Malia Grace of Graced Designs’ aim is to ‘make the world a more beautiful place, one project at a time’. Her love for interior design and decorating started early; she has always loved watching drab environments transform into life-giving spaces. She stumbled upon her interior design career and has been working on everything from large commercial remodels to sourcing finishes in smaller spaces ever since.
What types of interior projects do you work on?
I love a good challenge so I haven’t boxed myself into any specialized space or style. My projects range from large scale commercial remodels to sourcing finishes for a small restroom. One of my greatest joys in design is the creative challenge so I want to make sure I never lose that.
I get the most joy when my clients let me have freedom within their project. One of my recent residential projects was a complete overhaul on a Mediterranean style home. My client wanted everything besides their furniture a surprise. It was one of the most fun projects I have done to date.
A little preview into her Mediterranean-style home project.
What sets you apart from other interior designers that work on similar projects?
There are a few things I do a bit differently from most designers but one that definitely stands out: I have a deep love for the outdoors and I make it my goal in every project to bring elements of the outdoors to the indoors. I always incorporate plants, live preferably, in every space. My biggest example of this was Reedley Executive Center, a historic building in downtown Reedley, California. We used three remarkably large planter boxes in the reception space to divide the seating area from the walkway. I also created what I called “waterfall plant walls” which was shelving on our walls with pathos plants covering the pots and shelving, resulting in a green ‘waterfall’ effect. I believe live greenery is one of the best ways to bring life to a space.
The finished space: Reedly Space Center. Photo credit: David J Orozco
Well, at SketchUp we love our plants — they cover our entire office — so we agree that they liven up a space!
What are some challenges you come across in your line of work?
One of the most difficult challenges for me is managing stress during projects. There is a misconception that interior design is 100% fun and play. I find that design is actually 10% fun, 40% boring, and 50% stress. I have had to focus a lot of my time this year into learning how to handle stressful situations on a daily basis.
What are some design tips you can give readers either just getting started, or trying to streamline their design process?
Don’t make it complicated. Simplify your design process. The simpler you make it for yourself, the happier you and your client will be.
How does SketchUp support your 2D and 3D design work?
One of the key ways I love to use SketchUp is for space planning. It is one of the easiest and quickest programs for drawing up a room in 2D and then pulling it up in 3D. This year I really started to love the 3D side of SketchUp. I’ve grown to really love 3D modeling in SketchUp because it helps me to visualize and present my ideas to my clients. They have a better understanding of what their space will be like.
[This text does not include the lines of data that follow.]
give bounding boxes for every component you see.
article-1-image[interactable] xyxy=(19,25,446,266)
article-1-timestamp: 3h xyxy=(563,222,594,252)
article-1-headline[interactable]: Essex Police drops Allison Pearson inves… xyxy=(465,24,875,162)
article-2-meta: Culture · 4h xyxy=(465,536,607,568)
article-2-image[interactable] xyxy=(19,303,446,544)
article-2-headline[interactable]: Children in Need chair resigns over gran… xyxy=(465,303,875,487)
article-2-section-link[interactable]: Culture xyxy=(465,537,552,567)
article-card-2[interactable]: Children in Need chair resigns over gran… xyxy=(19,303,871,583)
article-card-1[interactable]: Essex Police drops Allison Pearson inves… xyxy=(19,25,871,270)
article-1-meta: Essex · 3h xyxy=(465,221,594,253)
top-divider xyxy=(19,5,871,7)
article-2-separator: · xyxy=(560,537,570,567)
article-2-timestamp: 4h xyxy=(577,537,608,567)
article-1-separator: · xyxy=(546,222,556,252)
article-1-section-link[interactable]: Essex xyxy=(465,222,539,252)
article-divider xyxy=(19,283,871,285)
Getting client buy-in for furniture isn’t too difficult, but once you begin construction designs, clients can easily miss your vision. This year I used 3D for a complete remodel on a bakery, a large built-in unit for a client’s home office, a fireplace remodel with 21’ tall add tapered hood, and a home remodel with an entirely new floor plan.
I couldn’t have gotten my clients on board with my vision for the spaces without the help of SketchUp!
I love the simplicity of SketchUp. While I was getting my bachelor’s degree in interior design, I was trained with a less intuitive program which meant I spent a whole year learning how to draw the outline of a room. It was frustrating and overly complicated. I much prefer the simplicity of SketchUp because I can get things done a lot faster.
Yumm...we are craving cupcakes all of a sudden!
What is your SketchUp workflow?
When space planning, I always start with the walls in my rooms, then add any built-in furniture, doors, and windows. After that, I drop my furniture in. If any of my spaces need to be pulled up in 3D I always make a copy of the floor plan and pull up my plans. I also use SketchUp for custom cabinets. When modeling these, I always start with the outline and make my way inward.
Do you use any extensions?
It’s not an extension, but I love LayOut. The ease of the “sending my models” to LayOut for a professional, uniform, and to-scale printable version of my plans is exactly what I need for my business.
Utilizing LayOut to help showoff designs in a professional (and uniform) 2D version.
Favorite SketchUp command?
My favorite SketchUp command is ‘L’ for the ‘Line’ tool. Every single one of my designs starts with a single line, and that line takes shape into a beautiful space.